Era assim que, irresponsavelmente, a oposição chamava à luta de Manuela Ferreira Leite para controlar as contas públicas. Como se a senhora fosse uma espécie de maluquinha que, por puro sadismo ou masoquismo, tivesse prazer em congelar os salários da função pública ou em vender ao desbarato o património do Estado para encaixar as famigeradas receitas extraordinárias. É certo que a despesa do Estado – em especial a despesa corrente – não desceu. Mas ter conseguido estancar o seu crescimento já foi uma vitória. Se o anterior governo falhou, no essencial, nesta matéria, isso deveu-se à tradicional falta de substância política e de ideologia da direita do pós-25 de Abril, que não consegue ir além de uma visão meramente contabilística e tecnocrática do Estado. Porque por debaixo do problema do défice navega um outro bem mais profundo e importante. A saber: Quais são as funções do Estado? Onde é que o Estado deve ou não deve intervir? A resposta a estas perguntas exige uma visão política global da sociedade, que, desgraçadamente, o PSD, um partido de gestores e tecnocratas, nunca teve – tirando, claro, o tempo de Sá Carneiro. Infelizmente, gerir um país é bem mais complicado do que gerir um lar ou uma empresa.
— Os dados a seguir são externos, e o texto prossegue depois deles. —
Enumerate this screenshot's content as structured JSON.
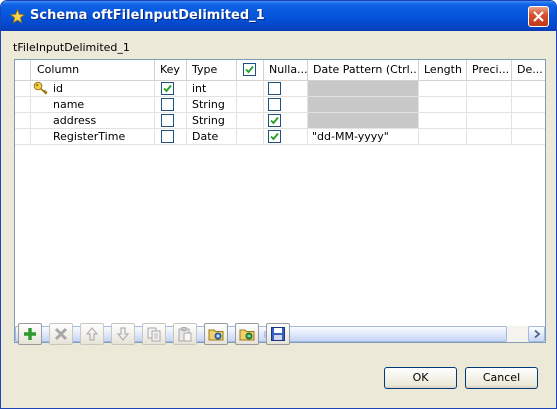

O problema do défice mantém-se e, pelos vistos, agravou-se. Fala-se em valores próximos dos 7 por cento do PIB para 2005 – o equivalente a sete pontes Vasco da Gama. Era de esperar. Se a economia não cresce ou cresce pouco, as receitas fiscais do Estado necessariamente diminuem. Só há uma solução: cortar na despesa. Parece que finalmente o primeiro-ministro manifestou uma “grande preocupação” com este assunto. Já não era sem tempo. Ele que em campanha vergastou a tal “obsessão” do anterior governo e que prometeu virar as baterias para o crescimento e a criação de emprego parece ter-se esquecido que nada disso é possível sem previamente resolver o problema do défice orçamental. Na sua cabeça, algo simplista, o crescimento económico conseguia-se com “confiança” e com o “choque tecnológico” (leia-se: com mais despesa pública). Supostamente, os portugueses, embasbacados e motivados com a sua imagem de homem vigoroso e enérgico, desatariam a trabalhar e a investir que nem uns doidos. Não. Nada disso. Os portugueses têm é excesso de confiança. Exemplos? Um muito simples. O PIB em 2004 cresceu 1,1 por cento e o consumo das famílias cresceu 2,2 por cento, fazendo o seu endividamento disparar para os 117 por cento do rendimento disponível. Querem mais optimismo e confiança do que isto? Por outras palavras, o problema da economia portuguesa não está do lado da procura e, por consequência, as terapias keynesianas, de aumento dos gastos públicos, são contraproducentes nestas circunstâncias. Se o Governo optar por esta estratégia irracional, o resultado será fatalmente um aumento da dívida pública – actualmente já corresponde a 65 por cento do PIB – e/ou um aumento dos impostos. Ou seja, significará sempre transferir ainda mais recursos do sector privado para o sector público, onde a produtividade e a eficiência são manifestamente mais baixas.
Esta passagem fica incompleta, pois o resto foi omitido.